Test dataset: Design evaluation data that reveals system strengths and weaknesses
Automated evaluation: Use OpenAI-powered metrics to score response quality
MLflow interface: Track experiments and visualize results in an interactive dashboard
Results analysis: Interpret scores and identify areas for improvement

Quick Setup

Installation

Start by installing the necessary packages for this guide.

pip install 'mlflow>=3.0.0rc0' langchain-ollama pandas

Environment Configuration

We’ll use Ollama to run Llama3.2 locally for our RAG system. Ollama lets you download and run AI models on your computer, keeping your question-answering data private while eliminating API costs.

Ensure you have Ollama installed locally and the Llama3.2 model downloaded.

# Install Ollama (if not already installed)
# Visit https://ollama.ai for installation instructions

# Pull the Llama3.2 model
ollama pull llama3.2

Importing Libraries

Import the necessary libraries for our RAG system and MLflow evaluation.

import os
import pandas as pd
import mlflow
from mlflow.metrics.genai import faithfulness, answer_relevance, make_genai_metric
from langchain_ollama import ChatOllama
from langchain_core.prompts import ChatPromptTemplate
from langchain_core.output_parsers import StrOutputParser

# Note: Ensure Ollama is installed and llama3.2 model is available
# Run: ollama pull llama3.2

RAG System with Ollama Llama3.2

We’ll create a real RAG (Retrieval-Augmented Generation) system using Ollama’s Llama3.2 model that retrieves context and generates answers.
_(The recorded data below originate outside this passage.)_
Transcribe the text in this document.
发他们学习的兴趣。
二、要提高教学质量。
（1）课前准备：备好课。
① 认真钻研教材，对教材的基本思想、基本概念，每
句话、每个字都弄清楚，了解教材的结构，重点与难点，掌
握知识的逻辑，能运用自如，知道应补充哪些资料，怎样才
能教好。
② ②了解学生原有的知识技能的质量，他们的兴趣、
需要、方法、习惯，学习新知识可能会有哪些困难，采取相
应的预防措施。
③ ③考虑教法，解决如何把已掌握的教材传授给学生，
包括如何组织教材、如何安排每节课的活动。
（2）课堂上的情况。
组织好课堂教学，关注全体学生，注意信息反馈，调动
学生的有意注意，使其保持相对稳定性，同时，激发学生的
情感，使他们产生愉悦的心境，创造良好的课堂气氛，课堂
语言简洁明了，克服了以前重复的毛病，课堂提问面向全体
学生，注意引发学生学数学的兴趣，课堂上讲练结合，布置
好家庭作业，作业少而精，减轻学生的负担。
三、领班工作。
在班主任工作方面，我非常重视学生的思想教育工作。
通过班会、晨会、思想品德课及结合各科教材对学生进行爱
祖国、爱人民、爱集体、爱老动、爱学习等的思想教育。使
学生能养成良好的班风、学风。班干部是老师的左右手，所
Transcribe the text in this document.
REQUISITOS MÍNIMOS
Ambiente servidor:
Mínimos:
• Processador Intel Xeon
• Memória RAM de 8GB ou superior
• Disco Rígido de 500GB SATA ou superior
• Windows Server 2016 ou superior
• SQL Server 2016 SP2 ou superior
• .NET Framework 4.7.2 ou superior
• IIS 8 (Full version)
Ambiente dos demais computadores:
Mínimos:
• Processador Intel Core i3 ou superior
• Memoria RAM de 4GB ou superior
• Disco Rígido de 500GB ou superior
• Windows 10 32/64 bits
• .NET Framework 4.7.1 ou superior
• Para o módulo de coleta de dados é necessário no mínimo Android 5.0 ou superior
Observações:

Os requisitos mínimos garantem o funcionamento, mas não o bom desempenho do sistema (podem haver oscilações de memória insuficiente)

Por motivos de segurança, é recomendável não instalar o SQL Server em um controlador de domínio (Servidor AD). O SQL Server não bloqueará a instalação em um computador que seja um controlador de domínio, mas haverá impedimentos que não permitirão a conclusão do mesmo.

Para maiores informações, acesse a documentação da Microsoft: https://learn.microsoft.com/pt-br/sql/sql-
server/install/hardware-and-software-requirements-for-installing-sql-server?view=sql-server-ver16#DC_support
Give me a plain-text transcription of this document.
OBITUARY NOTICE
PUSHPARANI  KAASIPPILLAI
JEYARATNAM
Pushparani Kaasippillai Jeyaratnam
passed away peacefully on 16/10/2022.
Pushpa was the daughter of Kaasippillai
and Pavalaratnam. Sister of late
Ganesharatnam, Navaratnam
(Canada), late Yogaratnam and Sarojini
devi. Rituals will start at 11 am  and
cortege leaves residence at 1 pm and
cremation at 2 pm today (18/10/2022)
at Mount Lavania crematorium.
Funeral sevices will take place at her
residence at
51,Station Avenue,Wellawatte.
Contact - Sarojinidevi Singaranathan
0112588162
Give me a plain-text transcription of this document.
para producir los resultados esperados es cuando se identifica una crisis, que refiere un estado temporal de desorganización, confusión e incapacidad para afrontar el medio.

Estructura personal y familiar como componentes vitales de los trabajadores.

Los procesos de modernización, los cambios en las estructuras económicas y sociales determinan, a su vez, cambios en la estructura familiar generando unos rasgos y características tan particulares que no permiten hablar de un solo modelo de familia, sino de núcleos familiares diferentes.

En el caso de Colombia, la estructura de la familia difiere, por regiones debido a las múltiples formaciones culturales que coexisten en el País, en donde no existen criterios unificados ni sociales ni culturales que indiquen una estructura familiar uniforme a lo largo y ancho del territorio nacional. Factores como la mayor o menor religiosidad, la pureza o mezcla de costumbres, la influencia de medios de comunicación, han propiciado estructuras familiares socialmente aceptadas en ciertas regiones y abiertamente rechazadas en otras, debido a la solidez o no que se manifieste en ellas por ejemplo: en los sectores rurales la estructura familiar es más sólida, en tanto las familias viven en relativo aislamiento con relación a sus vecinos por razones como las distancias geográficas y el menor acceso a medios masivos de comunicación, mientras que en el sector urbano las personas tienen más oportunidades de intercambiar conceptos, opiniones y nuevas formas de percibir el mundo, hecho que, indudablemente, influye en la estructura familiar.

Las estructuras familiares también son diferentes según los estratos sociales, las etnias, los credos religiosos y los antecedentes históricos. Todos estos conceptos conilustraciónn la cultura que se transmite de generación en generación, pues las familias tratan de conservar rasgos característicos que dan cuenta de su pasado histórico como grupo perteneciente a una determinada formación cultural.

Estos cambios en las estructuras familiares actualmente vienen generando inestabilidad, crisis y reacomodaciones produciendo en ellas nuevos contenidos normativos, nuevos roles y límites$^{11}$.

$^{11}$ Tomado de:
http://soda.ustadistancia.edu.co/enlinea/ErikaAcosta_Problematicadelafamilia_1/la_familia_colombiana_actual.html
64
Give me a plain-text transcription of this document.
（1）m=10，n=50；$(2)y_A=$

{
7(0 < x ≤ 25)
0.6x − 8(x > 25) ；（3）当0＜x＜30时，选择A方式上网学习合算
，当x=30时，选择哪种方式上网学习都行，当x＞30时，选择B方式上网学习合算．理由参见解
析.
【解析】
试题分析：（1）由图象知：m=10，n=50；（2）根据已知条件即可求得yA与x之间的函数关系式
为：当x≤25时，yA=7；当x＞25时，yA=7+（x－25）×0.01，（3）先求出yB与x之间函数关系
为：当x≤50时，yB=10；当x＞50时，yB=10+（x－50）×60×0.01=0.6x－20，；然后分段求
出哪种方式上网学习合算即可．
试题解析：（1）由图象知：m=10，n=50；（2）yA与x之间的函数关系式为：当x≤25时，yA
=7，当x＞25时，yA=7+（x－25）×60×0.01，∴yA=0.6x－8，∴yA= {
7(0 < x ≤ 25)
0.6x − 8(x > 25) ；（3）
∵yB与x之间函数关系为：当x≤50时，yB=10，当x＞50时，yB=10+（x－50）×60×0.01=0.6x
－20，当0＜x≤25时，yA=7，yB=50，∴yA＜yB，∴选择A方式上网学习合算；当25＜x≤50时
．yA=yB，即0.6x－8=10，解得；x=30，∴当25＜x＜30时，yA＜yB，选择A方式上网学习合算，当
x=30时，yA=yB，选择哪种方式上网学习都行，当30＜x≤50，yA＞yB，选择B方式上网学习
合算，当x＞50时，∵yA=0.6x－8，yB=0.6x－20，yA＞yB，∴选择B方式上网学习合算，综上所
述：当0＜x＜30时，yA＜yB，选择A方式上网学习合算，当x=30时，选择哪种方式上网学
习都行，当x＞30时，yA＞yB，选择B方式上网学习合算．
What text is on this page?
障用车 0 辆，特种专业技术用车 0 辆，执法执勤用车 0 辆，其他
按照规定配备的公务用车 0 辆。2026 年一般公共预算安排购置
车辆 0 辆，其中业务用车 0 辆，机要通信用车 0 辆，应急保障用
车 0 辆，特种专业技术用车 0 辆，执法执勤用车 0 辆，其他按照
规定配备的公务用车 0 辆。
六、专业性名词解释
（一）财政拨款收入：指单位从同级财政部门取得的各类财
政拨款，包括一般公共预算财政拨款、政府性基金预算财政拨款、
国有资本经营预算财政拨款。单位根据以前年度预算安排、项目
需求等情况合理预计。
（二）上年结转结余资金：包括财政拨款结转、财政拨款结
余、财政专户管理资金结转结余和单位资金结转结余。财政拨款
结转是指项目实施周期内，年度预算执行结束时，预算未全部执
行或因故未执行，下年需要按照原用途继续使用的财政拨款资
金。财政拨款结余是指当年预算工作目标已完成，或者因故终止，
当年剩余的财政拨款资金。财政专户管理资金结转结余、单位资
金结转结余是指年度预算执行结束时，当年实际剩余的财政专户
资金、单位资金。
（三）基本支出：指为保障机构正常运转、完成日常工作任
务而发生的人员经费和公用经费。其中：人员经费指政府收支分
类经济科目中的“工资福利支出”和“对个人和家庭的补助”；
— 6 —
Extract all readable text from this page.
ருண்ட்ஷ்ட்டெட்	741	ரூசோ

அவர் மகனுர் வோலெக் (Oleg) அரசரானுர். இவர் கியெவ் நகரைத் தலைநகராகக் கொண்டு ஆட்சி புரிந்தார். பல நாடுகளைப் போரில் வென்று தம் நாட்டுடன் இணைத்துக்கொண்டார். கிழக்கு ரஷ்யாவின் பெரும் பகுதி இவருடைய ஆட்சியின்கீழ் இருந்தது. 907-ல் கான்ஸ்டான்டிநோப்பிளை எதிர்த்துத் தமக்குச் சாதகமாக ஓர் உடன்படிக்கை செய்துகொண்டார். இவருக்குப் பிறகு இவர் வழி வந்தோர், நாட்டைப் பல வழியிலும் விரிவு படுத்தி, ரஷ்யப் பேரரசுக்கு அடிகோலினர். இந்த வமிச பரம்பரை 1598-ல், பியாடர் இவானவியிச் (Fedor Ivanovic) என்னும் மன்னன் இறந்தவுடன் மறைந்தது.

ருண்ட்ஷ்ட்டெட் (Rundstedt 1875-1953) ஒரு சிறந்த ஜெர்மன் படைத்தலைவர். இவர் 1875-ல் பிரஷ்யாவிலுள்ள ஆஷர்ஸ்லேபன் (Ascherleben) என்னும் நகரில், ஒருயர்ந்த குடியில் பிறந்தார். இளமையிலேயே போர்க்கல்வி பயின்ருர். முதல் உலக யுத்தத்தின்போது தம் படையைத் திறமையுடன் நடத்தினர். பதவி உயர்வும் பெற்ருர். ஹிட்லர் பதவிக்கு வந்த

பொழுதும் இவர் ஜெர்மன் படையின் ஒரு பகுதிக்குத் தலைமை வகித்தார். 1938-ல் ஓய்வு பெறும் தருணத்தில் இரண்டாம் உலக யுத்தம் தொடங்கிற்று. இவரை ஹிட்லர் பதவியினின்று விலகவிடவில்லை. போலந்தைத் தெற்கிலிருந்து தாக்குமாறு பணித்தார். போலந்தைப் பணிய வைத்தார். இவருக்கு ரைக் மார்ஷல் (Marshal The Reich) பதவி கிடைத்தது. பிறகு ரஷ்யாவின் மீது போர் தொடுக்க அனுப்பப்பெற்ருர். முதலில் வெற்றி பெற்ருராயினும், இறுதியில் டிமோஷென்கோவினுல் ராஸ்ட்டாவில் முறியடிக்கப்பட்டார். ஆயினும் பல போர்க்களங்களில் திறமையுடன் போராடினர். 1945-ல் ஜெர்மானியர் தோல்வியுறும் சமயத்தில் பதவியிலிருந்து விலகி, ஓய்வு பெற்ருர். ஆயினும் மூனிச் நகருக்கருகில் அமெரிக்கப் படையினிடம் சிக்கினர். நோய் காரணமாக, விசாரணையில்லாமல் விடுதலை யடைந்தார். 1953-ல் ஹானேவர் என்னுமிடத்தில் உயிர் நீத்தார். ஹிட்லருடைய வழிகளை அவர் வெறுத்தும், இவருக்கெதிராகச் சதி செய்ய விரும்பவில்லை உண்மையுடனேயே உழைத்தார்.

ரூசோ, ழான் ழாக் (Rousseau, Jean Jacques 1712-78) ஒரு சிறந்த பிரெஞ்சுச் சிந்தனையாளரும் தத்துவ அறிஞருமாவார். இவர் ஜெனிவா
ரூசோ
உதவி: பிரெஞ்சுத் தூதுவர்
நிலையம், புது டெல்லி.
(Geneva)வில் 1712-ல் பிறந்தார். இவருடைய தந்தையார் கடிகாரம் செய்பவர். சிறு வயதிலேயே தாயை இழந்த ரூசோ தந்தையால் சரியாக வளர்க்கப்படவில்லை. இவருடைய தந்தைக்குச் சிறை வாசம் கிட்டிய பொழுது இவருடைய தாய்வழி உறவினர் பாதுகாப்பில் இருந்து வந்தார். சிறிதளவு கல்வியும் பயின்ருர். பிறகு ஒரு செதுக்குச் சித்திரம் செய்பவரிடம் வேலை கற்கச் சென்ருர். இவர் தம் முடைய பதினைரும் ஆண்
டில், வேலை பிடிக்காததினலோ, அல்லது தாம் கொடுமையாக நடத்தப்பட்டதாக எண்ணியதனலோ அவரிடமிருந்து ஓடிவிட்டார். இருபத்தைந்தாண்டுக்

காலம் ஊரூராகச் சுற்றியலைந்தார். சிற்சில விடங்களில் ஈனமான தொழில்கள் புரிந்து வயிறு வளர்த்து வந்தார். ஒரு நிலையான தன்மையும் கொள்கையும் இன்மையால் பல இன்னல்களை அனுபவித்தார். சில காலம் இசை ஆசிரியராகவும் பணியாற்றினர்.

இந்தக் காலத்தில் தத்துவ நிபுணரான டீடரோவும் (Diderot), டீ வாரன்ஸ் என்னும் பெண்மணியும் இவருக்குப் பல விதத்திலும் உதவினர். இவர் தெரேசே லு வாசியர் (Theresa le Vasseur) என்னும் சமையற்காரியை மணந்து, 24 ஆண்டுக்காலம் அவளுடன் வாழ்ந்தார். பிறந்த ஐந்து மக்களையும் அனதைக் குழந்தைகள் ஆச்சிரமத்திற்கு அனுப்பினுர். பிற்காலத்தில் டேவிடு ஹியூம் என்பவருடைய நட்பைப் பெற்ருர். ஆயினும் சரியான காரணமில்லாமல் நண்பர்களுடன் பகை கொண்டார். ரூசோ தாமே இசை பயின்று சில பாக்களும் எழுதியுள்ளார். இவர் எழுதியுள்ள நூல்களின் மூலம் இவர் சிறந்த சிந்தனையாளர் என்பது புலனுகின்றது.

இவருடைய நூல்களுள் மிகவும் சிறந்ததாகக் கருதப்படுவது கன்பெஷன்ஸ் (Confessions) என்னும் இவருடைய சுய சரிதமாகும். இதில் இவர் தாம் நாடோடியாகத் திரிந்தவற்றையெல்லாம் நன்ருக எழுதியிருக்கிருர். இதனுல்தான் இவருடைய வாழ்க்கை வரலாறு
This function creates a question-answering system that:

Takes a question and available documents as input
Uses the most relevant documents to provide context
Generates accurate answers using the Llama3.2 model
Returns both the answer and the sources used

def ollama_rag_system(question, context_docs):
    """Real RAG system using Ollama Llama3.2"""
    # Retrieve top 2 most relevant documents
    retrieved_context = "\n".join(context_docs[:2])

    # Create prompt template
    prompt = ChatPromptTemplate.from_template(
        """Answer the question based on the provided context.
        Be concise and accurate.

        Context: {context}
        Question: {question}

        Answer:"""
    )

    # Initialize Llama3.2 model
    llm = ChatOllama(model="llama3.2", temperature=0)

    # Create chain and get response
    chain = prompt | llm | StrOutputParser()
    answer = chain.invoke({"context": retrieved_context, "question": question})

    return {
        "answer": answer,
        "retrieved_context": retrieved_context,
        "retrieved_docs": context_docs[:2],
    }

For implementing vector databases with Pinecone, see our Pinecone and Ollama semantic search guide.

Evaluation Dataset

An evaluation dataset helps you measure system quality systematically. It reveals how well your RAG system handles different question types and identifies areas for improvement.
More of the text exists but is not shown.